How does wNAF work with prime finite fields?

Question

According to wikipedia, in the precomputation step of the w-ary non-adjacent form (wNAF) point multiplication method you do $d \bmod 2$ and, later, $d \gets \frac{d}2$.

The mod operation doesn't make a lot of sense in the context of a prime finite field since division over a finite field doesn't produce a remainder. Rather, it's the numerator multiplied by the modulo inverse of the denominator. But I guess in this context it can probably just be taken to be the same thing as "is d odd".

But what about $d \gets \frac{d}2$? Outside of the context of prime finite fields that would normally be the same thing as right bit shifting by 1 but in the context of a binary field idk that dividing by two is the same thing as right bit shifting by one. It could be "multiply d by the modulo inverse of 2".

The fact that the while loop is doing while (d > 0) do kinda makes me think it's doing bit shifting but idk.

Any ideas?

Answer 1

The scalar is a scalar, it is not uncommon to view it in $\mathbb{Z}$ instead of in a field defined by the order of the curve/point (note:it does never make sense to view it in a binary field).

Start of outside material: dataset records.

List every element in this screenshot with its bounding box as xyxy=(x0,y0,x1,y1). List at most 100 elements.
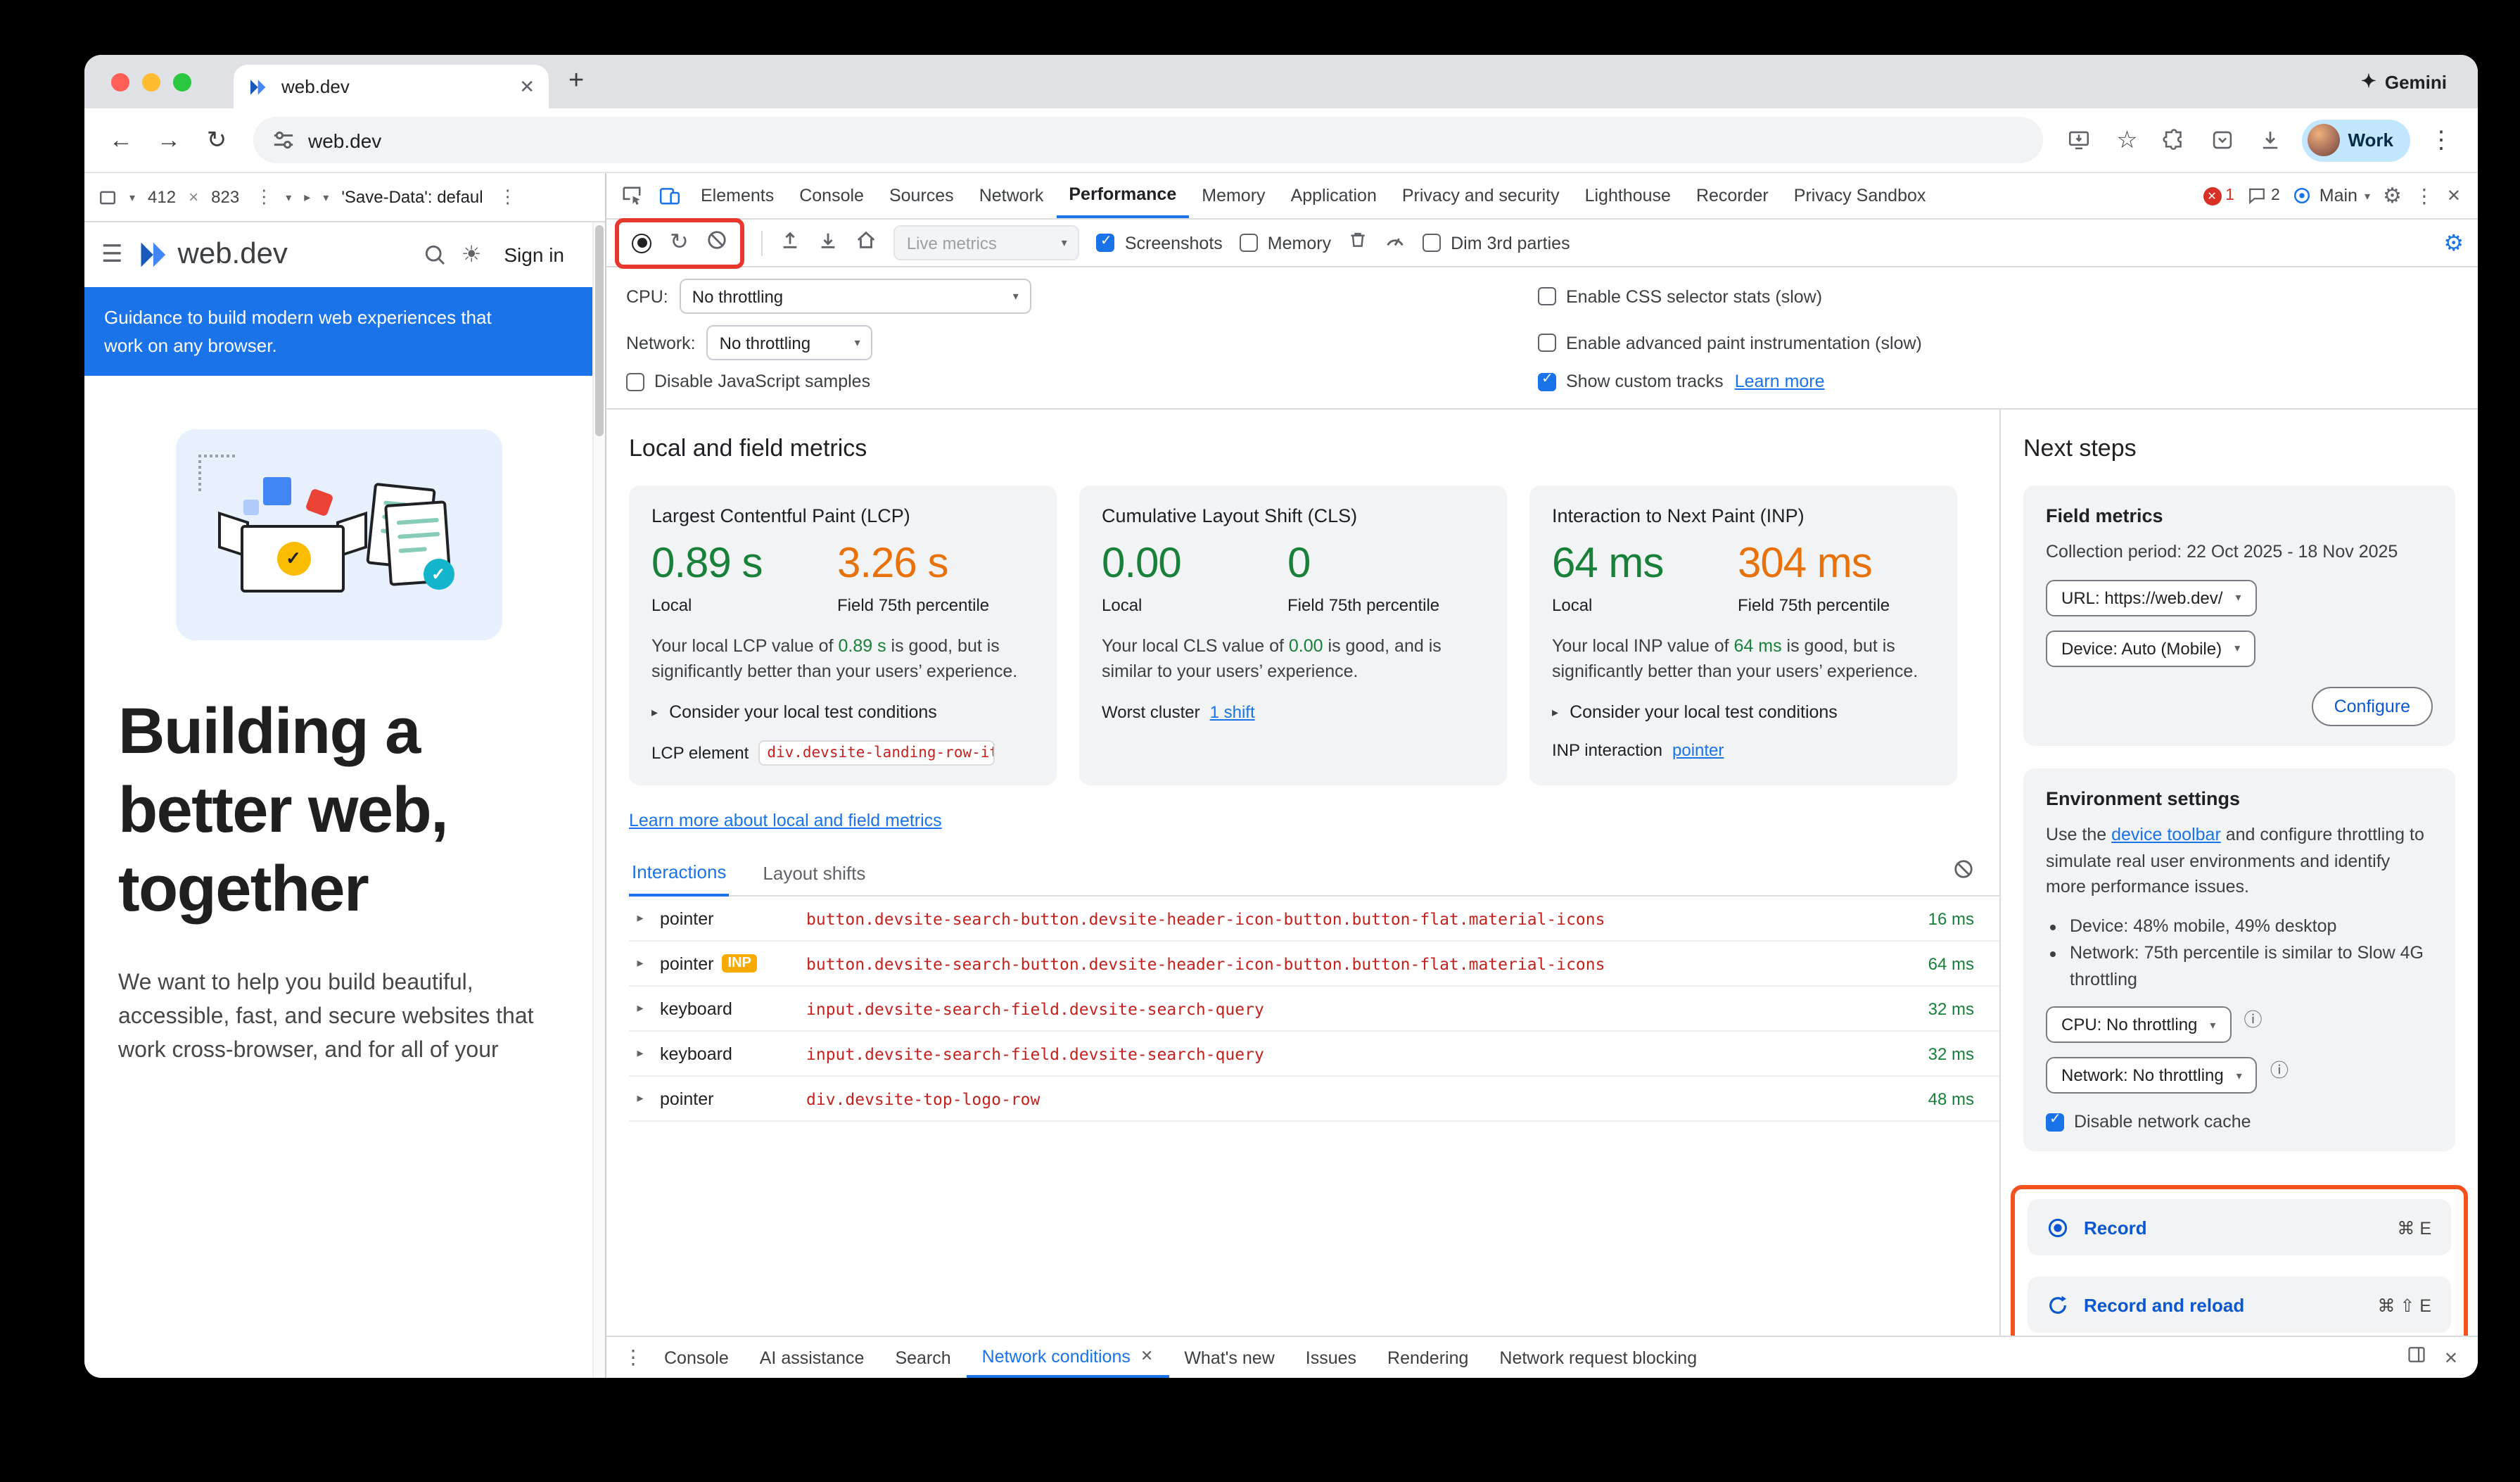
save-data-dropdown[interactable]: 'Save-Data': defaul xyxy=(341,187,483,207)
interaction-row[interactable]: ▸ keyboard input.devsite-search-field.de… xyxy=(629,987,1999,1032)
tab-memory[interactable]: Memory xyxy=(1189,173,1278,218)
network-throttling-select[interactable]: No throttling ▾ xyxy=(707,325,873,360)
show-custom-tracks-checkbox[interactable]: Show custom tracks xyxy=(1538,372,1724,391)
gemini-badge[interactable]: ✦ Gemini xyxy=(2361,70,2447,93)
record-and-reload-button[interactable]: Record and reload ⌘ ⇧ E xyxy=(2028,1277,2451,1334)
tab-console[interactable]: Console xyxy=(787,173,877,218)
dimensions-icon[interactable] xyxy=(98,188,117,206)
device-toolbar-menu-icon[interactable]: ⋮ xyxy=(499,186,517,208)
load-profile-icon[interactable] xyxy=(780,229,801,257)
minimize-window-button[interactable] xyxy=(142,72,160,91)
cpu-info-icon[interactable]: ⓘ xyxy=(2244,1005,2262,1032)
tab-performance[interactable]: Performance xyxy=(1056,173,1189,218)
tab-search-icon[interactable] xyxy=(2200,118,2245,163)
field-device-select[interactable]: Device: Auto (Mobile) ▾ xyxy=(2046,631,2255,667)
drawer-tab-network-conditions[interactable]: Network conditions ✕ xyxy=(967,1337,1169,1378)
site-settings-icon[interactable] xyxy=(273,129,294,151)
record-button[interactable]: Record ⌘ E xyxy=(2028,1200,2451,1256)
throttling-gauge-icon[interactable] xyxy=(1385,229,1406,257)
record-icon-button[interactable] xyxy=(632,233,651,253)
devtools-close-icon[interactable]: ✕ xyxy=(2447,186,2461,205)
browser-menu-icon[interactable]: ⋮ xyxy=(2419,118,2464,163)
tab-elements[interactable]: Elements xyxy=(688,173,787,218)
live-metrics-home-icon[interactable] xyxy=(856,229,877,257)
device-height-field[interactable]: 823 xyxy=(211,187,239,207)
css-selector-stats-checkbox[interactable]: Enable CSS selector stats (slow) xyxy=(1538,279,2458,314)
tab-lighthouse[interactable]: Lighthouse xyxy=(1572,173,1684,218)
screenshots-checkbox[interactable]: Screenshots xyxy=(1097,233,1223,253)
inp-test-conditions-expander[interactable]: ▸ Consider your local test conditions xyxy=(1552,703,1935,723)
site-menu-icon[interactable]: ☰ xyxy=(101,241,123,269)
clear-recordings-icon[interactable] xyxy=(707,229,728,257)
learn-more-metrics-link[interactable]: Learn more about local and field metrics xyxy=(629,811,942,831)
configure-button[interactable]: Configure xyxy=(2312,687,2433,726)
devtools-menu-icon[interactable]: ⋮ xyxy=(2414,184,2434,208)
env-cpu-select[interactable]: CPU: No throttling ▾ xyxy=(2046,1007,2231,1044)
inp-interaction-link[interactable]: pointer xyxy=(1672,741,1724,761)
row-expand-icon[interactable]: ▸ xyxy=(632,1001,649,1017)
close-drawer-icon[interactable]: ✕ xyxy=(2444,1348,2458,1367)
interaction-row[interactable]: ▸ pointer button.devsite-search-button.d… xyxy=(629,897,1999,942)
profile-button[interactable]: Work xyxy=(2301,119,2410,161)
back-button[interactable]: ← xyxy=(98,118,144,163)
interaction-row[interactable]: ▸ pointer INP button.devsite-search-butt… xyxy=(629,942,1999,987)
error-badge[interactable]: ✕ 1 xyxy=(2203,186,2234,205)
zoom-window-button[interactable] xyxy=(173,72,191,91)
row-expand-icon[interactable]: ▸ xyxy=(632,1046,649,1062)
tab-recorder[interactable]: Recorder xyxy=(1684,173,1781,218)
drawer-tab-whats-new[interactable]: What's new xyxy=(1169,1337,1290,1378)
memory-checkbox[interactable]: Memory xyxy=(1240,233,1331,253)
clear-interactions-icon[interactable] xyxy=(1953,859,1974,887)
reload-button[interactable]: ↻ xyxy=(194,118,239,163)
drawer-tab-network-request-blocking[interactable]: Network request blocking xyxy=(1484,1337,1712,1378)
record-reload-icon-button[interactable]: ↻ xyxy=(670,232,689,254)
sign-in-button[interactable]: Sign in xyxy=(504,243,564,266)
zoom-chevron-icon[interactable]: ▾ xyxy=(286,191,291,203)
row-expand-icon[interactable]: ▸ xyxy=(632,1091,649,1107)
tab-privacy-sandbox[interactable]: Privacy Sandbox xyxy=(1781,173,1939,218)
network-info-icon[interactable]: ⓘ xyxy=(2270,1056,2289,1082)
env-network-select[interactable]: Network: No throttling ▾ xyxy=(2046,1058,2258,1094)
disable-network-cache-checkbox[interactable]: Disable network cache xyxy=(2046,1113,2433,1132)
drawer-menu-icon[interactable]: ⋮ xyxy=(618,1345,649,1369)
interaction-row[interactable]: ▸ pointer div.devsite-top-logo-row 48 ms xyxy=(629,1077,1999,1122)
theme-toggle-icon[interactable]: ☀ xyxy=(462,241,482,269)
scrollbar-thumb[interactable] xyxy=(595,225,604,436)
dock-side-icon[interactable] xyxy=(2406,1343,2427,1372)
device-toolbar-toggle-icon[interactable] xyxy=(650,179,688,213)
site-banner[interactable]: Guidance to build modern web experiences… xyxy=(84,287,592,376)
dimensions-chevron-icon[interactable]: ▾ xyxy=(129,191,135,203)
cpu-throttling-select[interactable]: No throttling ▾ xyxy=(680,279,1031,314)
drawer-tab-rendering[interactable]: Rendering xyxy=(1372,1337,1484,1378)
cls-worst-cluster-link[interactable]: 1 shift xyxy=(1210,703,1255,723)
tab-close-icon[interactable]: ✕ xyxy=(519,75,535,98)
tab-application[interactable]: Application xyxy=(1278,173,1389,218)
inspect-element-icon[interactable] xyxy=(612,179,650,213)
throttling-chevron-icon[interactable]: ▾ xyxy=(323,191,329,203)
lcp-test-conditions-expander[interactable]: ▸ Consider your local test conditions xyxy=(651,703,1034,723)
custom-tracks-learn-more-link[interactable]: Learn more xyxy=(1735,372,1825,391)
context-selector[interactable]: Main ▾ xyxy=(2293,186,2370,205)
capture-settings-gear-icon[interactable]: ⚙ xyxy=(2443,229,2464,257)
tab-network[interactable]: Network xyxy=(967,173,1057,218)
site-search-icon[interactable] xyxy=(422,242,447,267)
save-profile-icon[interactable] xyxy=(818,229,839,257)
dim-3rd-parties-checkbox[interactable]: Dim 3rd parties xyxy=(1423,233,1570,253)
disable-js-samples-checkbox[interactable]: Disable JavaScript samples xyxy=(626,372,1538,391)
interaction-row[interactable]: ▸ keyboard input.devsite-search-field.de… xyxy=(629,1032,1999,1077)
downloads-icon[interactable] xyxy=(2248,118,2293,163)
field-url-select[interactable]: URL: https://web.dev/ ▾ xyxy=(2046,580,2257,616)
bookmark-star-icon[interactable]: ☆ xyxy=(2104,118,2149,163)
device-width-field[interactable]: 412 xyxy=(148,187,176,207)
tab-interactions[interactable]: Interactions xyxy=(629,851,729,897)
devtools-settings-icon[interactable]: ⚙ xyxy=(2383,183,2402,208)
throttling-icon[interactable]: ▸ xyxy=(304,189,310,205)
address-bar[interactable]: web.dev xyxy=(253,117,2042,163)
forward-button[interactable]: → xyxy=(146,118,191,163)
issues-badge[interactable]: 2 xyxy=(2247,186,2280,205)
zoom-dropdown-icon[interactable]: ⋮ xyxy=(255,186,273,208)
tab-sources[interactable]: Sources xyxy=(877,173,967,218)
row-expand-icon[interactable]: ▸ xyxy=(632,911,649,927)
paint-instrumentation-checkbox[interactable]: Enable advanced paint instrumentation (s… xyxy=(1538,325,2458,360)
close-window-button[interactable] xyxy=(111,72,129,91)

So $d\mod2$ becomes the least significant bit of $d$ and $\frac{d}{2}$ becomes the same thing as $floor(\frac{d}{2})$ which is the same thing as a right shift by 1.

Answer 2

The point of wNAF is computing an exponentiation ($g^k$) or a elliptic point multiplication ($kP$). The fact that the order of $g$ or $P$ can be a prime number and thus $k$ can be interpreted as being an element of a prime field is irrelevant. The algorithm would work even if the order was a composite number.

So yes, when wNAF divides by two, it is a integer division by two e.g. right shift.